If businesses are to get a grip on their cybersecurity, they need to close the gender gap
Cybersecurity threats are growing at an alarming rate across the globe while at the same time, cybercriminals are becoming even more sophisticated in their methods of attacks. Meanwhile, the shortage of cybersecurity talent is making it difficult for organizations and industries to meet these constantly shifting security demands.
As such, the cybersecurity landscape has become increasingly challenging. In fact, cybercrime is expected to cost the world $10.5 trillion annually by 2025 but organizations are struggling to build the specialized skills required to manage these growing threats. According to ISACA’s latest State of Cybersecurity Report, 63 percent of enterprises have unfilled cybersecurity positions while labor shortages in the UK have become particularly acute. In fact, while there are currently about 339,000 cyber professionals in the UK (up 13 percent year-on-year), there is still a shortfall of 56,811 workers (up 70 percent year-on-year).
And yet, despite this growing need for cybersecurity talent, we also continue to see significant underrepresentation and exclusion of women within the cybersecurity sector. A recent report on women in cybersecurity found that as of September 2022, women made up only 25 percent of the workforce in the global cybersecurity industry -- with the UK doing marginally better with women making up 36 percent of the nation’s cybersecurity workforce. But, women are expected to represent only 30 percent of the global cybersecurity workforce by 2025 and 35 percent by 2031. This means that over a period just shy of a decade, the number of women in the industry will have grown by only 10 percent.
This lack of inclusion of women in the cybersecurity workforce is not only detrimental to the sector and to businesses’ security because it facilitates the continued shortage of much-needed cybersecurity skills, but also because it enables blind spots in cybersecurity through a narrowed lens of perspectives in the field.
That’s why, if businesses are to tighten up their cybersecurity, they need to start meaningfully and seriously closing the gender gap.
Gender equality as a driver of progress
Ensuring the increased inclusion of women into the field of cybersecurity would do more than just fill empty chairs in the industry, it will also play a key role in broadening and strengthening an organization’s security capabilities by bringing diverse perspectives to problem-solving and innovation.

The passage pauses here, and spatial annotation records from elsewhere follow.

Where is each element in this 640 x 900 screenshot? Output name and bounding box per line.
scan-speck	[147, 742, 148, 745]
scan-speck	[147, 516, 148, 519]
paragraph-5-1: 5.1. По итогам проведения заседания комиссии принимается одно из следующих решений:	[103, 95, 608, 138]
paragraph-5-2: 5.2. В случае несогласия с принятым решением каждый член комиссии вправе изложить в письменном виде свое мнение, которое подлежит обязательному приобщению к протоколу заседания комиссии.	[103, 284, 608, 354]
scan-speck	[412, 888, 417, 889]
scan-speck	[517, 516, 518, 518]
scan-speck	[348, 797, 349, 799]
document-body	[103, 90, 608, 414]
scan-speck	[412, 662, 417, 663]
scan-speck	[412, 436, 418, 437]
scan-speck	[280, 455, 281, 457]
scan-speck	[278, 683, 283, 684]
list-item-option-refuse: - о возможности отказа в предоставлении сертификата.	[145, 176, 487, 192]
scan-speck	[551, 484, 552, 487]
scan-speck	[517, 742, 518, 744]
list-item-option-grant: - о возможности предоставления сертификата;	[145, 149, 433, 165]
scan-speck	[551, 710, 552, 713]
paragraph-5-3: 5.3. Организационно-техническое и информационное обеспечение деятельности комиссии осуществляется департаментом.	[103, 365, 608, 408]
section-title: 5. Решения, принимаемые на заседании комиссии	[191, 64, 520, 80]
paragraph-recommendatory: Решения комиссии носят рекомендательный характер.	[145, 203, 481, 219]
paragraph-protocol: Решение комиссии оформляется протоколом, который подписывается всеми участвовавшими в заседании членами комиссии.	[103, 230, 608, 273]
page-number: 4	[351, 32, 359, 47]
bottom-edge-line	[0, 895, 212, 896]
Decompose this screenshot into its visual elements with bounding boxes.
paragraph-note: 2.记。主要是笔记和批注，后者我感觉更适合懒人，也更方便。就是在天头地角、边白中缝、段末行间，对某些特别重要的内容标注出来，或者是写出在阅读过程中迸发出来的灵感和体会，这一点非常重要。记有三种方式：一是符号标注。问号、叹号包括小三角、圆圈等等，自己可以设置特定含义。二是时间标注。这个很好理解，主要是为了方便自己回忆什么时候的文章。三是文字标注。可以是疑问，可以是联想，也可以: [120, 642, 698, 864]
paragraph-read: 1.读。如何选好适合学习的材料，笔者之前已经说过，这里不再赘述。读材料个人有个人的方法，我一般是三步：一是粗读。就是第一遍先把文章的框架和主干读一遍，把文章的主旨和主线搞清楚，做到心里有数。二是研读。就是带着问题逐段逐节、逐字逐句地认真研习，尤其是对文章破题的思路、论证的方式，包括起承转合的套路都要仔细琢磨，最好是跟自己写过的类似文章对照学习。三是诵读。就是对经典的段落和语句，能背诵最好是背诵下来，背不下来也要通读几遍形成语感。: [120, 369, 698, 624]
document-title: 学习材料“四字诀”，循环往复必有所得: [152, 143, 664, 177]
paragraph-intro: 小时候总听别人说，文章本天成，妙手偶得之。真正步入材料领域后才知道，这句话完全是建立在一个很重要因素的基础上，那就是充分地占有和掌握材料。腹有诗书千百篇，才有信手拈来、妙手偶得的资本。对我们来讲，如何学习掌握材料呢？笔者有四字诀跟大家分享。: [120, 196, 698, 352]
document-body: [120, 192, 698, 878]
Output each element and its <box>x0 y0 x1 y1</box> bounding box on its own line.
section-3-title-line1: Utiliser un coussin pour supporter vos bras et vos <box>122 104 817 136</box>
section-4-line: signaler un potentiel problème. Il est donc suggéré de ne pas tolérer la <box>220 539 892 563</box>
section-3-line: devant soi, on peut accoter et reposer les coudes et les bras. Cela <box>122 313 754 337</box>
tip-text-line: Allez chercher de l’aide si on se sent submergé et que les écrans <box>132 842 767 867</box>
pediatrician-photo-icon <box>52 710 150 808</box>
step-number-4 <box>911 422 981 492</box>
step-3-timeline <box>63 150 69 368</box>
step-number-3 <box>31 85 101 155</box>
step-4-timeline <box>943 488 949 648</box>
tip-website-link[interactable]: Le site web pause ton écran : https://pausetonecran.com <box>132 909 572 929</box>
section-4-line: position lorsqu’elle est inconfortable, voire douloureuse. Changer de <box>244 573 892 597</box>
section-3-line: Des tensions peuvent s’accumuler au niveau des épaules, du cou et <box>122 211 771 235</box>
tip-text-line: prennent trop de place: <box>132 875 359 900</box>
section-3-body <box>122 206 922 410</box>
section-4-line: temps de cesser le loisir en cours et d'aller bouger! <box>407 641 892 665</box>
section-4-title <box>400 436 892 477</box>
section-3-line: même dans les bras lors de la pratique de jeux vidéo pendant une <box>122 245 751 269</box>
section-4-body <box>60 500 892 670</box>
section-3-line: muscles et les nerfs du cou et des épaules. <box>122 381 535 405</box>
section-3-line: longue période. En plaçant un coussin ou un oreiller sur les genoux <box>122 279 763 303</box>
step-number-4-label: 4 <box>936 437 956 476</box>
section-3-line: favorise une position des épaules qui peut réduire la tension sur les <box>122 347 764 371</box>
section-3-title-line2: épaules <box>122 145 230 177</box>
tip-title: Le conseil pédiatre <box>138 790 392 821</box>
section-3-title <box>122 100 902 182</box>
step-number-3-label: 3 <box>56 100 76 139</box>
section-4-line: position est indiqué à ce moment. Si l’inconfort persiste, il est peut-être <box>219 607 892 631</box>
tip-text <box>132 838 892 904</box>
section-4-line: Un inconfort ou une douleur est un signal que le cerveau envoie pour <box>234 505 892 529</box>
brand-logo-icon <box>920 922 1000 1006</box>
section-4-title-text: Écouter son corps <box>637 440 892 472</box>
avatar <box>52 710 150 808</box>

In fact, it’s been well-proven that including women helps to ensure better outcomes of technological solutions by enabling organizations to approach the functionalities of technologies from a different perspective, thereby reducing any blind spots that would not get caught otherwise. For example, women internet users face a higher number of cybercrime incidents while being at an increased risk of financial data loss, violations of privacy, and security breaches.
Additionally, a more diverse workforce ultimately improves business performance as companies with a gender-diverse employee base tend to have better financial returns than national industry averages.
But, most importantly, by empowering more women to enter the cybersecurity industry, which is a well-paying, highly productive, and future-proof industry for employment, we would be able to strengthen and diversify national economies.
Attracting more women into cybersecurity
According to the World Economic Forum, there’s a perception that awareness of cybersecurity is low among women and that the low participation of women in cybersecurity is due to a lack of access to cybersecurity education. This is not true.
In fact, 82 percent of respondents to a global survey of female STEM undergraduate students said they had either some or a lot of knowledge about cybersecurity while 58 percent said they had access to cybersecurity education and 68 percent had already taken a cybersecurity-related course.
So, what exactly is acting as a barrier to entry for women in cybersecurity and how do we create a more inclusive cybersecurity workforce?
Well, it’s not as simple as just recruiting more women into cybersecurity roles. Emphasis needs to be placed on training and education as well as encouraging women and young girls to pursue cybersecurity as a career path by providing mentorship and access to other female role models within the industry.
One of the biggest reasons that women don’t consider a career in cybersecurity is often because they’re simply not exposed to it as an option for them. As such, there remains a significant opportunity to attract more women into the field by exposing them to the broad and diverse positions available within cybersecurity from a young age (from secondary school to tertiary educational institutions) as well as through internships, projects, and other cybersecurity-related experiences like hackathons
The underrepresentation of women in the cybersecurity sector has a direct negative impact on the security and protection of people, organizations, industries, and entire economies. That’s why the inclusion of more women in cybersecurity is critical to not only closing the talent shortages of cybersecurity professionals but also creating a cyberspace that is safer while enabling a more inclusive cybersecurity industry.
Debi Dowling is Chief of Staff & VP of Strategic Programs at Onapsis.